Passado o sufoco da falta de água nos reservatórios, o risco de déficit de energia hoje é mínimo. Permanece, entretanto, o tormento de uma conta de luz que ficou muito cara, sem perspectiva de melhora no curto prazo. A energia elétrica está custando em média 60% mais do que custava ao fim de 2012. De lá para cá, a inflação foi a metade disso.
A combinação perversa dos altos preços e tarifas de energia elétrica com a crise econômica tem provocado a redução do uso do insumo. Segundo a Empresa de Pesquisa Energética (EPE), em 2015, o consumo no Brasil caiu 2,2% em relação a 2014. No primeiro semestre de 2016, a queda foi de 1,7% quando comparado ao mesmo período de 2015.

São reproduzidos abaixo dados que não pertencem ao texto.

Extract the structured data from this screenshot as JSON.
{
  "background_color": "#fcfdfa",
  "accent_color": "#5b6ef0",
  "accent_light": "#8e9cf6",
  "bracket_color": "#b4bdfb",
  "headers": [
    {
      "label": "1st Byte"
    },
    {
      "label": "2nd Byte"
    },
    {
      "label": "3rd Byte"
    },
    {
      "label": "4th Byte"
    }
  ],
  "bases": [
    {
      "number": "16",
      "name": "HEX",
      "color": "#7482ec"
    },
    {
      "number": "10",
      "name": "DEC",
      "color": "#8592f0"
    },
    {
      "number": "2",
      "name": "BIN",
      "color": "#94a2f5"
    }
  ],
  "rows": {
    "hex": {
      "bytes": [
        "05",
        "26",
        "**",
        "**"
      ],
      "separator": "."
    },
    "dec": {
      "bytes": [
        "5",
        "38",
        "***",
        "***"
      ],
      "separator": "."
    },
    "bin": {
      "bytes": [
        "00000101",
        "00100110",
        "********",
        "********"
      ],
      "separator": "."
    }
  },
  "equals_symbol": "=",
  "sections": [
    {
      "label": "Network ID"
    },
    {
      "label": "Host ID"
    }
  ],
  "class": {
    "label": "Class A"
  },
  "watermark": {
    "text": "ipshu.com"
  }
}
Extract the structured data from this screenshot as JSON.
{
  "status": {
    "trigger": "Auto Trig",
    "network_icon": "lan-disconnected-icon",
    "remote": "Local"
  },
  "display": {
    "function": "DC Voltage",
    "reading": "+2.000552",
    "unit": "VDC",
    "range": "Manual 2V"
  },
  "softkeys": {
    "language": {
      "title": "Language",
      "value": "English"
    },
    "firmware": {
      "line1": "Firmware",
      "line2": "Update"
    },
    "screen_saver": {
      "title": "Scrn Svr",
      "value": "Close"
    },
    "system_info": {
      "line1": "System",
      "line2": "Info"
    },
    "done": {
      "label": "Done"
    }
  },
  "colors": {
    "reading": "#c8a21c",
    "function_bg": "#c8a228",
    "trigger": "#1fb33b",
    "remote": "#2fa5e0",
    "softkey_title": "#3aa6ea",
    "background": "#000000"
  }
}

Com isso, o país atualmente dispõe de uma sobra estrutural de energia de 13 GW, de acordo com o Comitê de Monitoramento do Setor Elétrico (CMSE). Há, ainda, cerca de 4 GW de capacidade que devem iniciar sua operação até o final deste ano. As distribuidoras, principais compradoras de energia do setor, encontram-se com grandes sobras contratuais, pois compraram energia tendo como base um mercado projetado que não está se realizando.
Do lado do consumo, as empresas brasileiras vêm redobrando esforços para se manter competitivas. Em muitos casos, a competitividade deu lugar à sobrevivência. Desde o segundo semestre de 2015, tem havido um forte movimento de migração de consumidores cativos para o mercado livre, onde há opção de escolha de fornecedor de energia, preços mais competitivos e abertura para negociação de outras condições comerciais. O processo de migração dura, em geral, seis meses.
Porém, o mercado livre deixou de ser atrativo nas últimas semanas devido a um súbito aumento nos preços para os contratos de fornecimento com início em 2017, em especial para a energia incentivada. A razão disso foram abruptos aumentos no custo marginal de operação (CMO) e no preço de liquidação das diferenças (PLD), devido a mudanças em importantes elementos de entrada dos modelos de planejamento e operação utilizados pelo Operador Nacional do Sistema Elétrico (ONS) e pela Câmara de Comercialização de Energia Elétrica (CCEE).
De início, houve uma alteração na vazão mínima de Sobradinho, cujo efeito sobre o PLD médio de julho foi uma alta superior a 50%. Alguns agentes e a CCEE questionaram tal alteração. É esperado que a Aneel se pronuncie sobre o assunto em breve.
Além disso, foi divulgada recentemente a revisão da projeção da carga do sistema, com significativa elevação dos valores em 2016. Essa elevação ocorrida na carga é resultado de um novo critério adotado pelo ONS para representá-la de forma mais realista. Entretanto, um dos efeitos dessa revisão será provocar o aumento do PLD em agosto e setembro, que devem ficar, respectivamente, em cerca de 120 R$/MWh e 220 R$/MWh.
Esse contexto acabou gerando situações contraditórias. O PLD mais alto é uma sinalização de que a energia está mais cara por conta da escassez, mas há significativa sobra estrutural de energia. Com o patamar mais alto do PLD e do CMO, é praticamente certo que teremos bandeira amarela em setembro, o que vai provocar aumento das contas de luz e deve acentuar a redução do consumo. Isso tende a agravar mais ainda o problema de sobra de energia contratada das distribuidoras.
Essa confluência de contradições leva à incerteza para as empresas, gerando custos financeiros, encarecendo a operação, comprometendo a eficiência e diminuindo as margens.
Alterações e aprimoramentos nos modelos são necessários e desejáveis. Afinal, o sistema elétrico não é estático e quanto mais próximo sua representação física estiver da realidade, melhor devem ser os resultados obtidos. Porém, mudanças repentinas trazem consequências danosas aos consumidores e aos agentes. É importante que sejam estabelecidos prazos de implementação para que a transição ocorra sem sobressaltos.
Os consumidores precisam de previsibilidade, que é uma das razões que pesam na decisão de migrar para o mercado livre. A importância da previsibilidade pode ser resumida pelo provérbio “é melhor prevenir do que remediar”.
O comprometimento das migrações provocará sérias consequências àqueles que estão com seus processos em andamento, sem terem ainda formalizado seus contratos de compra de energia no mercado livre. Essa situação de incerteza leva a uma condição mais alinhada com a expressão “agora Inês é morta”.
*Fernando Umbria é presidente-executivo da Associação Brasileira de Consumidores de Energia (ABCOE).